De retour à Littlebath, mademoiselle Baker dut avouer qu’elle avait échoué dans sa mission, et Caroline annonça sur-le-champ que toute idée de mariage pour cette année, et même pour l’année suivante, devait être abandonnée. Elle fut surprise d’apprendre que M. Bertram était le père de sa mère, mais elle ne crut pas nécessaire, à cause de cette parenté, d’affecter pour lui un amour subit. — « S’il est mon grand-père, dit-elle froidement, si George et moi sommes ses seuls proches parents, et si notre mariage ne lui déplaît pas, il devrait nous donner un revenu qui nous suffise pour vivre. » Pourquoi donc les grands-pères et les petits-enfants envisagent-ils toujours ces choses-là sous des aspects si différents ?

Malheureusement on était loin de s’entendre à ce sujet. Chacun avait sa manière de voir : le jeune homme, la jeune fille, et la tante. George était d’avis de se marier sur-le-champ, et de compter sur la Providence et sur ses efforts, à lui, pour augmenter le revenu. Son traitement d’agrégé lui serait continué pendant un an encore, malgré son mariage ; dans deux ans et demi, il serait avocat, et, en attendant, il gagnerait quelque argent à écrire dans les revues.
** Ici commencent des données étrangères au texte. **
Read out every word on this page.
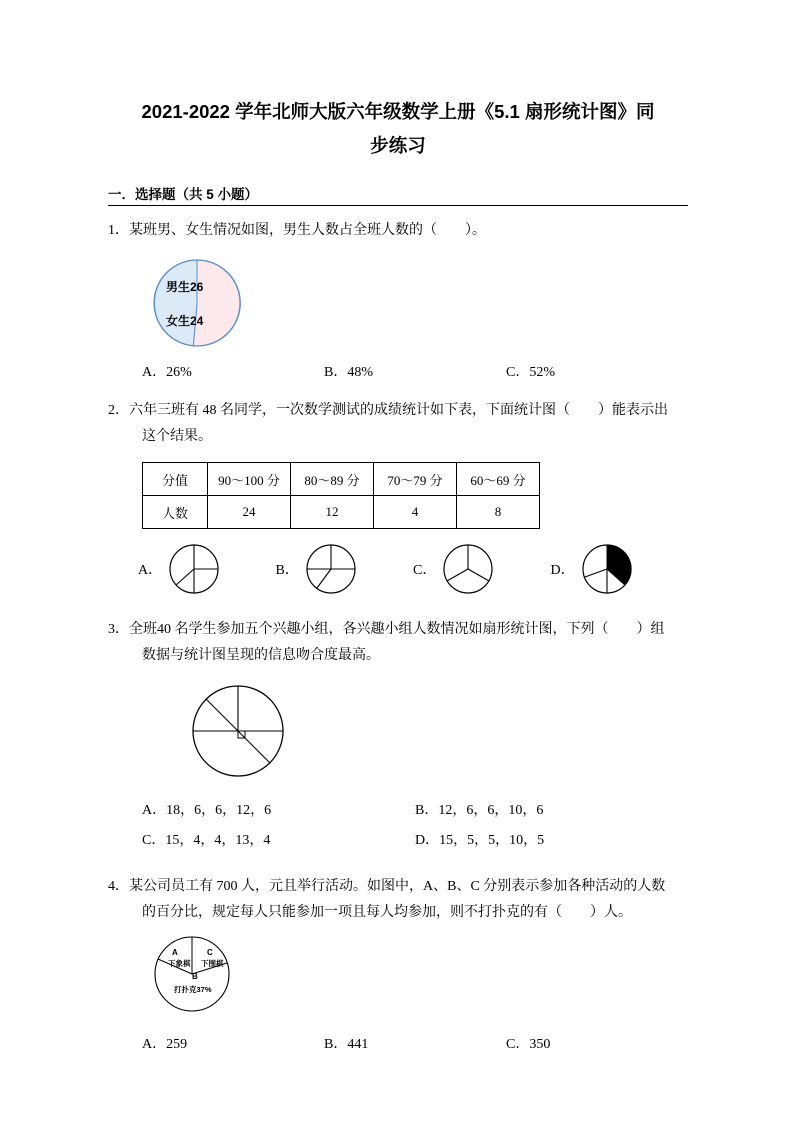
2021-2022 学年北师大版六年级数学上册《5.1 扇形统计图》同
步练习
一．选择题（共 5 小题）
1．某班男、女生情况如图，男生人数占全班人数的（　　）。
男生26
女生24
A．26%	B．48%	C．52%
2．六年三班有 48 名同学，一次数学测试的成绩统计如下表，下面统计图（　　）能表示出
这个结果。
分值	90～100 分	80～89 分	70～79 分	60～69 分
人数	24	12	4	8
A．	B．	C．	D．
3．全班40 名学生参加五个兴趣小组，各兴趣小组人数情况如扇形统计图，下列（　　）组
数据与统计图呈现的信息吻合度最高。
A．18，6，6，12，6	B．12，6，6，10，6
C．15，4，4，13，4	D．15，5，5，10，5
4．某公司员工有 700 人，元且举行活动。如图中，A、B、C 分别表示参加各种活动的人数
的百分比，规定每人只能参加一项且每人均参加，则不打扑克的有（　　）人。
A
下象棋
C
下围棋
B
打扑克37%
A．259	B．441	C．350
Si Caroline n’avait pas peur, il ne craignait rien.

Mais Caroline avait grand’peur. Elle n’avait jamais mis dans ses projets de vivre à Londres, dans son ménage, avec dix mille livres de rente. « Elle savait trop bien, disait-elle souvent, à sa tante, l’effet que cela aurait sur l’affection de son mari. » À vrai dire, Caroline paraissait partager, jusqu’à un certain point, les opinions de Harcourt à ce sujet, et redouter, comme lui, les petites économies féminines ; — surtout celles qu’il faut pratiquer sous les yeux des hommes.

Mademoiselle Baker était pour un moyen terme. Elle proposait d’attendre, pour se marier, les cinquante mille francs de M. Bertram. On témoignerait ainsi de la déférence pour lui, ce qui, dans la pensée de mademoiselle Baker, ne pourrait manquer d’amener les meilleurs résultats du monde. — « Après tout, disait-elle à sa nièce, vous n’avez que lui, vous savez… »

Les discussions provoquées par ces différences d’opinion n’avaient jamais lieu entre George et Caroline. Par délicatesse, il n’aimait pas à parler d’argent ; elle n’en disait rien par prudence. La pauvre mademoiselle Baker leur servait d’intermédiaire. George, avec toute l’ardeur d’un amoureux, demandait que le mariage se fît au plus tôt ; Caroline répondait que la chose lui paraissait impossible, et chacun renvoyait l’autre à mademoiselle Baker.

Les choses continuèrent ainsi jusque vers le milieu du mois de mai. Parfois George se fâchait et écrivait des lettres quelque peu féroces, parfois aussi Caroline se montrait altière, et, dans ces cas-là, elle savait dire sa pensée dans un style qui ne manquait ni de clarté ni de vigueur. Mais ils étaient trop loin l’un de l’autre, et ils ne se voyaient pas assez fréquemment pour se brouiller.

Enfin par une belle matinée du mois de mai, George et son ami Harcourt prirent le train de Littlebath.

— Je me demande ce que vous penserez d’elle, dit George ; vous me direz la vérité, n’est-ce pas ?

— Sans doute, dit Harcourt qui avait pris son parti d’admirer à tout événement.

— Bah ! vous n’auriez pas le courage de la critiquer, dit George ; elle serait laide comme le péché que vous la diriez belle.

— C’est évident, mon cher ; et voilà pourquoi ces petits voyages d’inspection sont tout à fait inutiles.